Boko Haram 1 1200x606 (1)
The removal of ISWAP’s leader,
Abu Musab al-Barnawi, could weaken the group


In what may turn out to be positive news for the country, there are indications that Boko Haram’s Islamic State for West Africa Province (ISWAP) faction is breaking up. This is occurring at a time when it has suffered setbacks following a reinvigorated campaign and counterattacks by the Multinational Joint Task Force (MNJTF) which includes troops from Benin, Cameroon, Chad, Niger and Nigeria. In recent weeks the MNJTF has increased its attacks on Boko Haram positions in the Lake Chad Region.

ISWAP’s head, Abu Musab al-Barnawi, has been removed as the group’s leader. Al-Barnawi has also left ISWAP but it is unclear how many of his fighters have followed him.

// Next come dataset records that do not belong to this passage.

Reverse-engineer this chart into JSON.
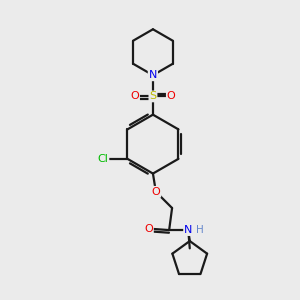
{
  "bg_color": "#ebebeb",
  "bond_color": "#1a1a1a",
  "atom_colors": {
    "N": "#0000ee",
    "O": "#ee0000",
    "S": "#bbbb00",
    "Cl": "#00bb00",
    "H": "#6688cc"
  },
  "lw": 1.6
}
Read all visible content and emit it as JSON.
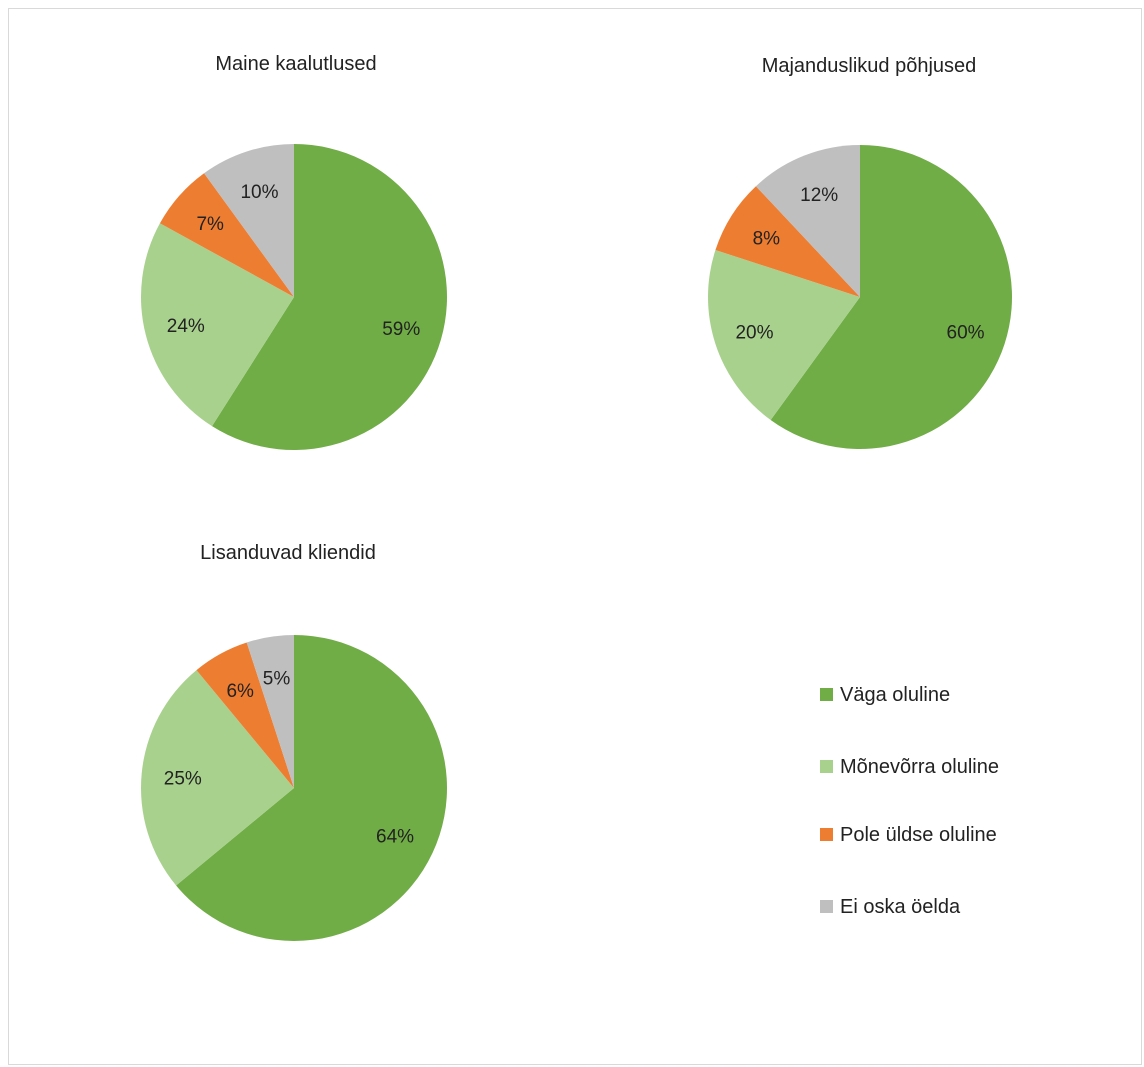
{
  "chart_data": [
    {
      "type": "pie",
      "title": "Maine kaalutlused",
      "categories": [
        "Väga oluline",
        "Mõnevõrra oluline",
        "Pole üldse oluline",
        "Ei oska öelda"
      ],
      "values": [
        59,
        24,
        7,
        10
      ],
      "labels": [
        "59%",
        "24%",
        "7%",
        "10%"
      ]
    },
    {
      "type": "pie",
      "title": "Majanduslikud põhjused",
      "categories": [
        "Väga oluline",
        "Mõnevõrra oluline",
        "Pole üldse oluline",
        "Ei oska öelda"
      ],
      "values": [
        60,
        20,
        8,
        12
      ],
      "labels": [
        "60%",
        "20%",
        "8%",
        "12%"
      ]
    },
    {
      "type": "pie",
      "title": "Lisanduvad kliendid",
      "categories": [
        "Väga oluline",
        "Mõnevõrra oluline",
        "Pole üldse oluline",
        "Ei oska öelda"
      ],
      "values": [
        64,
        25,
        6,
        5
      ],
      "labels": [
        "64%",
        "25%",
        "6%",
        "5%"
      ]
    }
  ],
  "legend": {
    "placement": "bottom-right",
    "items": [
      {
        "label": "Väga oluline",
        "color": "#70ad47"
      },
      {
        "label": "Mõnevõrra oluline",
        "color": "#a9d18e"
      },
      {
        "label": "Pole üldse oluline",
        "color": "#ed7d31"
      },
      {
        "label": "Ei oska öelda",
        "color": "#bfbfbf"
      }
    ]
  },
  "colors": [
    "#70ad47",
    "#a9d18e",
    "#ed7d31",
    "#bfbfbf"
  ]
}
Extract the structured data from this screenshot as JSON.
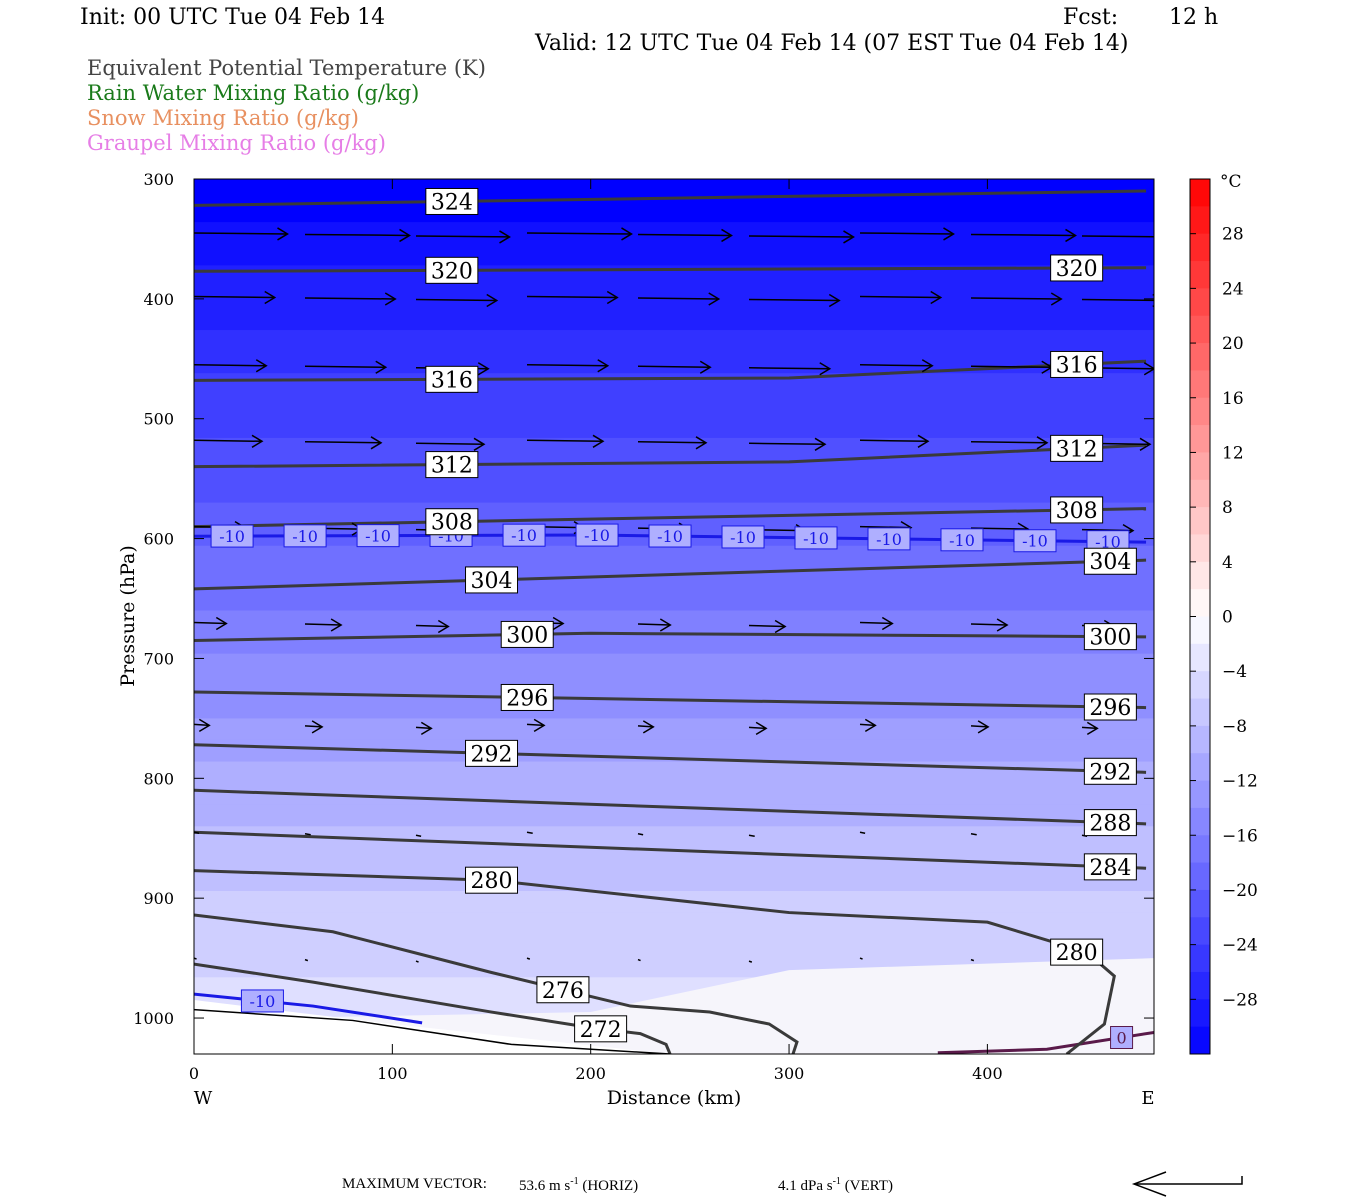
{
  "header": {
    "init": "Init: 00 UTC Tue 04 Feb 14",
    "fcst_label": "Fcst:",
    "fcst_value": "12 h",
    "valid": "Valid: 12 UTC Tue 04 Feb 14 (07 EST Tue 04 Feb 14)"
  },
  "legend_lines": [
    {
      "text": "Equivalent Potential Temperature (K)",
      "color": "#444444"
    },
    {
      "text": "Rain Water Mixing Ratio (g/kg)",
      "color": "#1a7a1a"
    },
    {
      "text": "Snow Mixing Ratio (g/kg)",
      "color": "#e89060"
    },
    {
      "text": "Graupel Mixing Ratio (g/kg)",
      "color": "#e67ee6"
    }
  ],
  "chart_data": {
    "type": "contour-cross-section",
    "xlabel": "Distance (km)",
    "ylabel": "Pressure (hPa)",
    "xlim": [
      0,
      484
    ],
    "ylim": [
      1030,
      300
    ],
    "x_ticks": [
      0,
      100,
      200,
      300,
      400
    ],
    "y_ticks": [
      300,
      400,
      500,
      600,
      700,
      800,
      900,
      1000
    ],
    "x_end_labels": {
      "left": "W",
      "right": "E"
    },
    "colorbar": {
      "unit": "°C",
      "ticks": [
        28,
        24,
        20,
        16,
        12,
        8,
        4,
        0,
        -4,
        -8,
        -12,
        -16,
        -20,
        -24,
        -28
      ],
      "range": [
        -32,
        32
      ]
    },
    "theta_e_contours": [
      {
        "label": "324",
        "points": [
          [
            0,
            322
          ],
          [
            480,
            310
          ]
        ]
      },
      {
        "label": "320",
        "points": [
          [
            0,
            377
          ],
          [
            480,
            374
          ]
        ]
      },
      {
        "label": "316",
        "points": [
          [
            0,
            468
          ],
          [
            300,
            466
          ],
          [
            480,
            452
          ]
        ]
      },
      {
        "label": "312",
        "points": [
          [
            0,
            540
          ],
          [
            300,
            536
          ],
          [
            480,
            522
          ]
        ]
      },
      {
        "label": "308",
        "points": [
          [
            0,
            590
          ],
          [
            480,
            575
          ]
        ]
      },
      {
        "label": "304",
        "points": [
          [
            0,
            642
          ],
          [
            480,
            618
          ]
        ]
      },
      {
        "label": "300",
        "points": [
          [
            0,
            685
          ],
          [
            200,
            679
          ],
          [
            480,
            682
          ]
        ]
      },
      {
        "label": "296",
        "points": [
          [
            0,
            728
          ],
          [
            480,
            741
          ]
        ]
      },
      {
        "label": "292",
        "points": [
          [
            0,
            772
          ],
          [
            480,
            795
          ]
        ]
      },
      {
        "label": "288",
        "points": [
          [
            0,
            810
          ],
          [
            480,
            838
          ]
        ]
      },
      {
        "label": "284",
        "points": [
          [
            0,
            845
          ],
          [
            480,
            875
          ]
        ]
      },
      {
        "label": "280",
        "points": [
          [
            0,
            877
          ],
          [
            150,
            885
          ],
          [
            300,
            912
          ],
          [
            400,
            920
          ],
          [
            450,
            945
          ],
          [
            464,
            965
          ],
          [
            459,
            1005
          ],
          [
            440,
            1030
          ]
        ]
      },
      {
        "label": "276",
        "points": [
          [
            0,
            914
          ],
          [
            70,
            928
          ],
          [
            150,
            962
          ],
          [
            220,
            990
          ],
          [
            260,
            995
          ],
          [
            290,
            1005
          ],
          [
            304,
            1020
          ],
          [
            302,
            1030
          ]
        ]
      },
      {
        "label": "272",
        "points": [
          [
            0,
            955
          ],
          [
            60,
            970
          ],
          [
            150,
            995
          ],
          [
            200,
            1008
          ],
          [
            225,
            1013
          ],
          [
            238,
            1022
          ],
          [
            240,
            1030
          ]
        ]
      }
    ],
    "temperature_isotherms": [
      {
        "label": "-10",
        "points": [
          [
            0,
            598
          ],
          [
            200,
            597
          ],
          [
            480,
            603
          ]
        ]
      },
      {
        "label": "-10",
        "points": [
          [
            0,
            980
          ],
          [
            60,
            990
          ],
          [
            115,
            1004
          ]
        ]
      },
      {
        "label": "0",
        "points": [
          [
            375,
            1029
          ],
          [
            430,
            1026
          ],
          [
            484,
            1012
          ]
        ]
      }
    ],
    "wind_vector_scale": {
      "prefix": "MAXIMUM VECTOR:",
      "horiz_value": "53.6",
      "horiz_unit": "m s",
      "horiz_sup": "-1",
      "horiz_suffix": "(HORIZ)",
      "vert_value": "4.1",
      "vert_unit": "dPa s",
      "vert_sup": "-1",
      "vert_suffix": "(VERT)"
    }
  }
}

It will soon become clear whether al-Barnawi determines to form a new group and if he will receive any support from the Islamic State group which is under severe pressure in Iraq and Syria. 

ISWAP has announced that Abu Abdullah Idris bin Umar (a.k.a. Umar al-Barnawi) is its new leader. He is allegedly the same person who announced the breakaway from the Abubakar Shekau faction of Boko Haram in 2016. This is the second major change in leadership in ISWAP. 

Another prominent ISWAP leader, Mamman Nur, was also removed, detained and executed last year. He was supposedly more moderate and lost out in a leadership battle in the group because of his less extremist views. 

There are unconfirmed reports that the new leader may have been close to Nur. If correct this could mean that the new ISWAP group may be more moderate in its approach. For example, Nur advocated that the group should not attack civilians unless they are proven to be aiding the military. 

This comes as good news for the government as the Nigeria-led MNJTF force has been making significant gains against ISWAP positions in the Lake Chad Region. Security sources have confirmed that ISWAP has suffered heavy losses from a combination of attacks from Nigerian and Chadian troops who have stepped up their offensives in the last two weeks. 

If the current victories can be sustained before the onset of the rainy season in the North East — which typically begins in April or May — it may prove difficult to reverse. A clearer picture of the situation in the North East will unfold in the next few weeks.